¡Mira que eres canalla! Todo
me dice que has olvidado las tardes de Cartagena. Han pasado ya casi veinte años
desde el otoño de 1977. Los jueves te esperaba sentada bajo el único álamo del
paseo. Me imaginaba quitándote la ropa en la pensión, recreaba el ritual, tan
familiar y deseado, de restregar mi mejilla contra tu guerrera para aspirar su
olor, mezcla de tabaco negro y sal marina, de sentir tu respiración nerviosa e
irregular.
Nunca
llegué a decirte que adoraba cada uno de los pliegues de tu uniforme, que me
conmovían tus dedos de niño torpe cuando me desabrochabas el cierre del
sujetador, y me conmovía aún más cuando recordaba la belleza de tus pies aquel día en la playa de
Mazarrón, mientras te quitabas las pesadas botas de la armada.
Ya entonces presentía que
ibas a poner patas arriba mi microcosmos y, sin darme cuenta, tu fantasma se
instaló para siempre en mi casa. El primer síntoma fue la necesidad, casi
visceral, de escribir. Mis cajones se llenaron de notas garrapateadas,
cualquier trozo de papel era bueno, servilletas, márgenes de periódico,
envoltorios de chicle, paquetes de cigarrillos...
Tal y como hago ahora.
Aunque esta vez, por fin, me he decidido a utilizar el bloc de notas que me
regalaste, pero ya no hay encanto
que valga, sus hojas color crema, con ese papel tan suave (siempre tuviste buen
gusto para las cosas pequeñas), esperan en vano frases apasionadas.
Pensé que, al verte tan
cerca de mí, te despreciaría tal y como lo hice la primera vez que apareciste
en la televisión. Parecía que dabas un toque intelectual a las mamarrachadas
del moderador del programa, pero en quince minutos ya tuve bastante. No comprendí,
o mejor dicho me chocó, tu filosofía de lo banal, ese torrente de palabras que
maquillaba la frivolidad que allí se cocinaba. Y el medio te atrapó hasta los
hígados. No había pasarela o salón al que faltaras. Absorbiste la ideología,
que no las ideas, de la clase dominante. ¡Maldito camaleón apóstata! Seguro
que, incluso, renunciaste al Jazz en favor de la New Age ¿quién lo iba a decir?
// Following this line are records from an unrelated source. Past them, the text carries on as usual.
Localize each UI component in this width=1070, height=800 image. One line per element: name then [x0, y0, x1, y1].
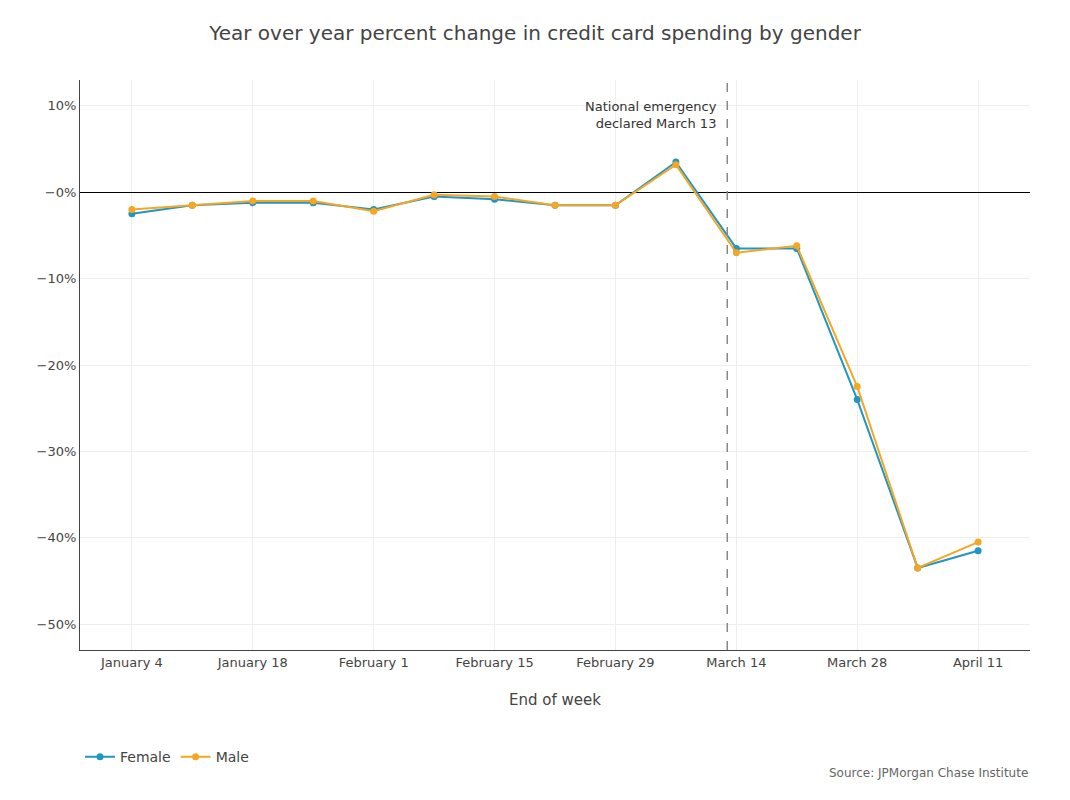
svg-text:Female: Female: [120, 749, 171, 765]
svg-text:February 1: February 1: [339, 655, 409, 670]
svg-text:−40%: −40%: [37, 530, 77, 545]
svg-text:−10%: −10%: [37, 271, 77, 286]
svg-text:March 14: March 14: [706, 655, 766, 670]
svg-text:−0%: −0%: [45, 185, 77, 200]
svg-text:January 4: January 4: [100, 655, 163, 670]
svg-text:National emergencydeclared Mar: National emergencydeclared March 13: [585, 99, 717, 131]
svg-text:10%: 10%: [47, 98, 76, 113]
svg-text:Source: JPMorgan Chase Institu: Source: JPMorgan Chase Institute: [829, 766, 1028, 780]
svg-text:Male: Male: [216, 749, 249, 765]
svg-text:End of week: End of week: [509, 691, 601, 709]
svg-text:Year over year percent change: Year over year percent change in credit …: [208, 21, 861, 45]
svg-text:−30%: −30%: [37, 444, 77, 459]
svg-text:−20%: −20%: [37, 358, 77, 373]
svg-text:February 15: February 15: [455, 655, 533, 670]
svg-text:−50%: −50%: [37, 617, 77, 632]
svg-text:March 28: March 28: [827, 655, 887, 670]
svg-text:February 29: February 29: [576, 655, 654, 670]
svg-text:April 11: April 11: [953, 655, 1003, 670]
svg-text:January 18: January 18: [217, 655, 288, 670]
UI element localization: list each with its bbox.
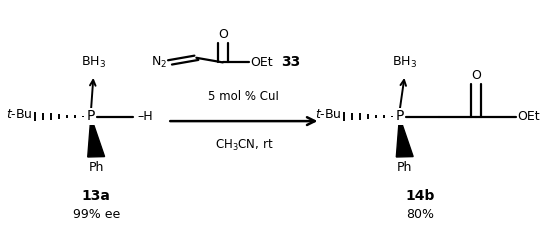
Text: –H: –H — [137, 110, 153, 123]
Text: 14b: 14b — [406, 189, 435, 203]
Text: BH$_3$: BH$_3$ — [81, 55, 106, 70]
Text: CH$_3$CN, rt: CH$_3$CN, rt — [215, 138, 273, 153]
Text: O: O — [471, 69, 481, 82]
Text: N$_2$: N$_2$ — [152, 55, 167, 70]
Text: 33: 33 — [281, 55, 300, 69]
Text: Ph: Ph — [397, 161, 413, 174]
Polygon shape — [88, 116, 105, 157]
Text: 99% ee: 99% ee — [72, 208, 120, 221]
Text: 13a: 13a — [82, 189, 111, 203]
Text: O: O — [218, 27, 228, 41]
Text: BH$_3$: BH$_3$ — [392, 55, 417, 70]
Text: OEt: OEt — [517, 110, 540, 123]
Text: OEt: OEt — [251, 56, 274, 69]
Text: 5 mol % CuI: 5 mol % CuI — [208, 90, 279, 103]
Polygon shape — [396, 116, 413, 157]
Text: $t$-Bu: $t$-Bu — [6, 108, 33, 121]
Text: P: P — [395, 110, 404, 123]
Text: $t$-Bu: $t$-Bu — [314, 108, 341, 121]
Text: 80%: 80% — [407, 208, 434, 221]
Text: P: P — [87, 110, 95, 123]
Text: Ph: Ph — [88, 161, 104, 174]
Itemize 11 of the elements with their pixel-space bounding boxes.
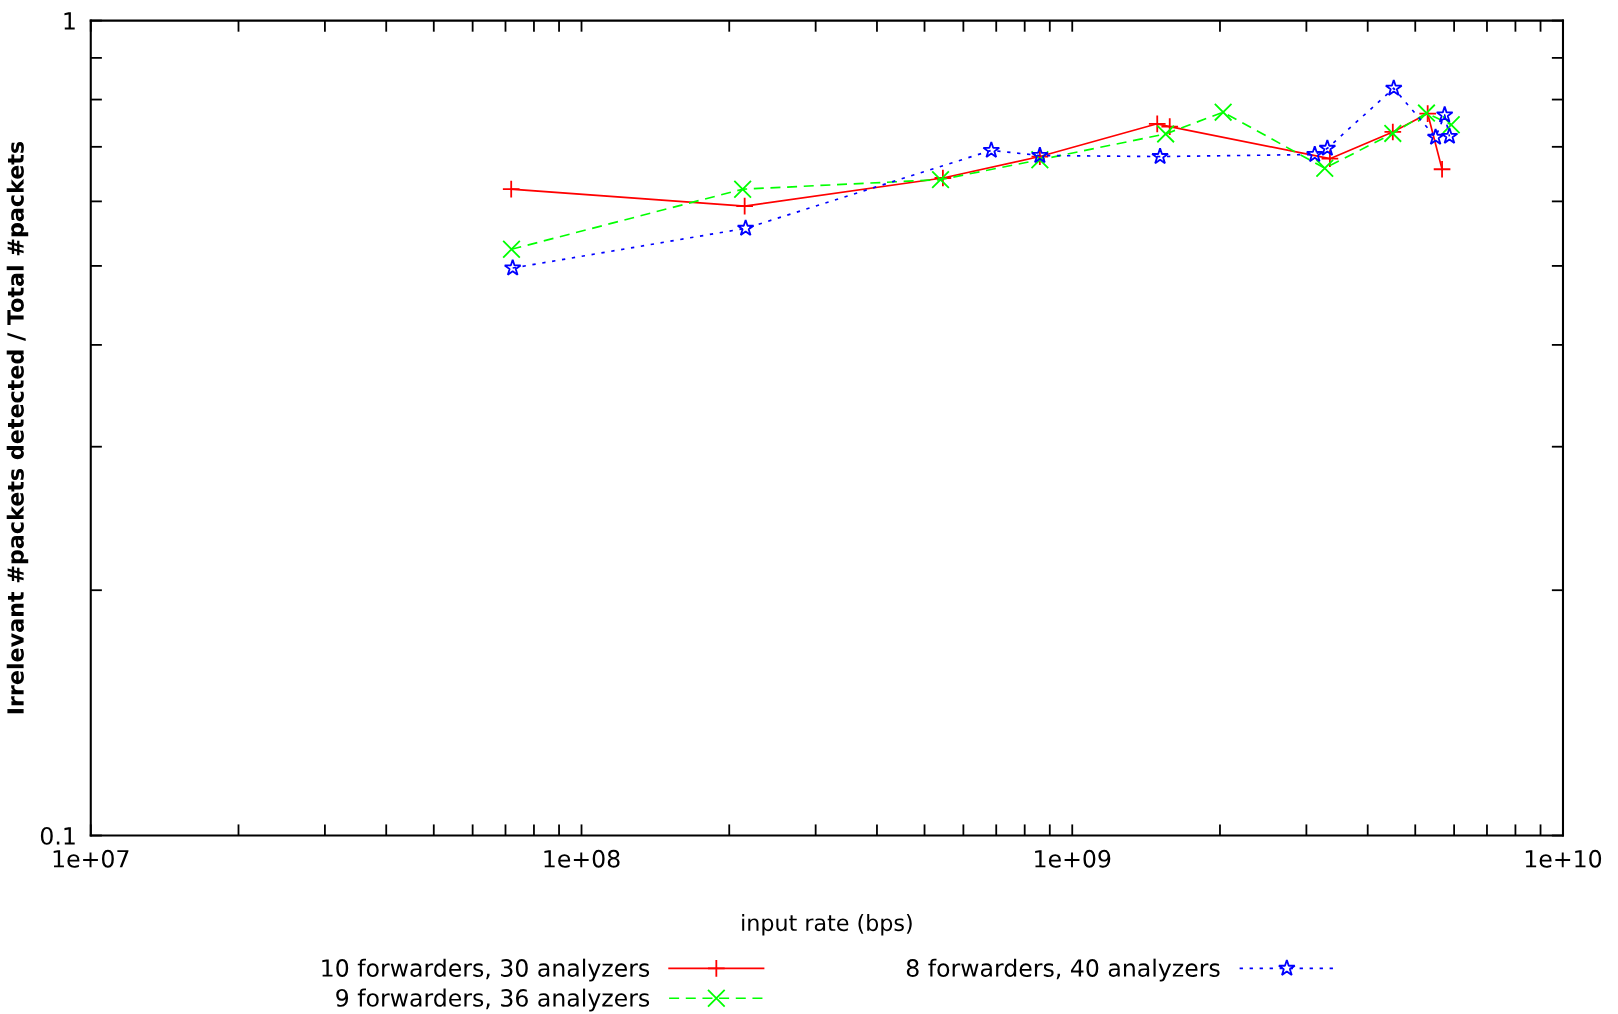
- legend-label: 10 forwarders, 30 analyzers: [322, 958, 650, 982]
- y-axis-title: Irrelevant #packets detected / Total #packets: [6, 141, 29, 714]
- x-axis-title: input rate (bps): [742, 913, 912, 936]
- x-tick-label: 1e+08: [544, 849, 620, 868]
- x-tick-label: 1e+07: [53, 849, 129, 868]
- x-tick-label: 1e+09: [1035, 849, 1111, 868]
- legend-label: 9 forwarders, 36 analyzers: [336, 988, 650, 1012]
- y-tick-label: 0.1: [40, 826, 75, 845]
- legend-label: 8 forwarders, 40 analyzers: [906, 958, 1220, 982]
- y-tick-label: 1: [64, 12, 75, 30]
- x-tick-label: 1e+10: [1525, 849, 1602, 868]
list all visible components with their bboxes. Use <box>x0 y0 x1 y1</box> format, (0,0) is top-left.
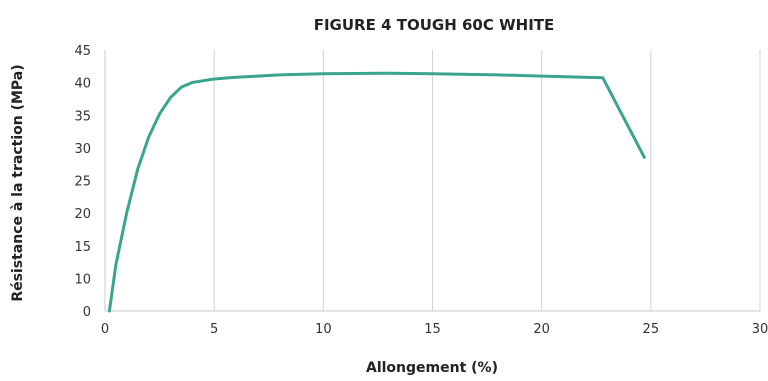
y-tick-label: 10 <box>74 272 91 287</box>
y-tick-label: 30 <box>74 142 91 157</box>
x-tick-label: 20 <box>533 322 550 337</box>
x-axis-ticks: 0 5 10 15 20 25 30 <box>101 322 768 337</box>
y-axis-ticks: 0 10 15 20 25 30 35 40 45 <box>74 44 91 320</box>
x-tick-label: 30 <box>752 322 768 337</box>
chart-title: FIGURE 4 TOUGH 60C WHITE <box>314 16 555 34</box>
y-tick-label: 0 <box>83 305 91 320</box>
x-tick-label: 0 <box>101 322 109 337</box>
x-tick-label: 10 <box>315 322 332 337</box>
y-tick-label: 45 <box>74 44 91 59</box>
y-tick-label: 20 <box>74 207 91 222</box>
axes <box>104 50 760 312</box>
x-axis-label: Allongement (%) <box>366 360 498 376</box>
series-layer <box>107 71 646 313</box>
gridlines <box>213 50 761 311</box>
x-tick-label: 5 <box>210 322 218 337</box>
series-line <box>107 71 646 313</box>
x-tick-label: 15 <box>424 322 441 337</box>
y-axis-label: Résistance à la traction (MPa) <box>10 64 26 301</box>
y-tick-label: 15 <box>74 240 91 255</box>
y-tick-label: 40 <box>74 77 91 92</box>
y-tick-label: 35 <box>74 109 91 124</box>
x-tick-label: 25 <box>643 322 660 337</box>
y-tick-label: 25 <box>74 175 91 190</box>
Por eso ahora me río entre
dientes. Ricardito, que sigue tan gilipollas el muy infeliz, dejó caer el día
de su cumpleaños que frecuentabas el Café Central. Tuve que venir a distintas
horas, durante un par de semanas, para cazarte en el momento justo. Y aquí me
tienes, como todos los viernes a las siete de la tarde. Durante ochenta minutos te
observo y, parapetada en la escritura, te lanzo miradas de reojo.
Parece que la vida te trata
con generosidad. Tu última película - El
juego del ganso - rompe las taquillas y no me sorprende su éxito.
Realmente se lo merece. Y es que, compañero, por fin has encontrado tu oficio.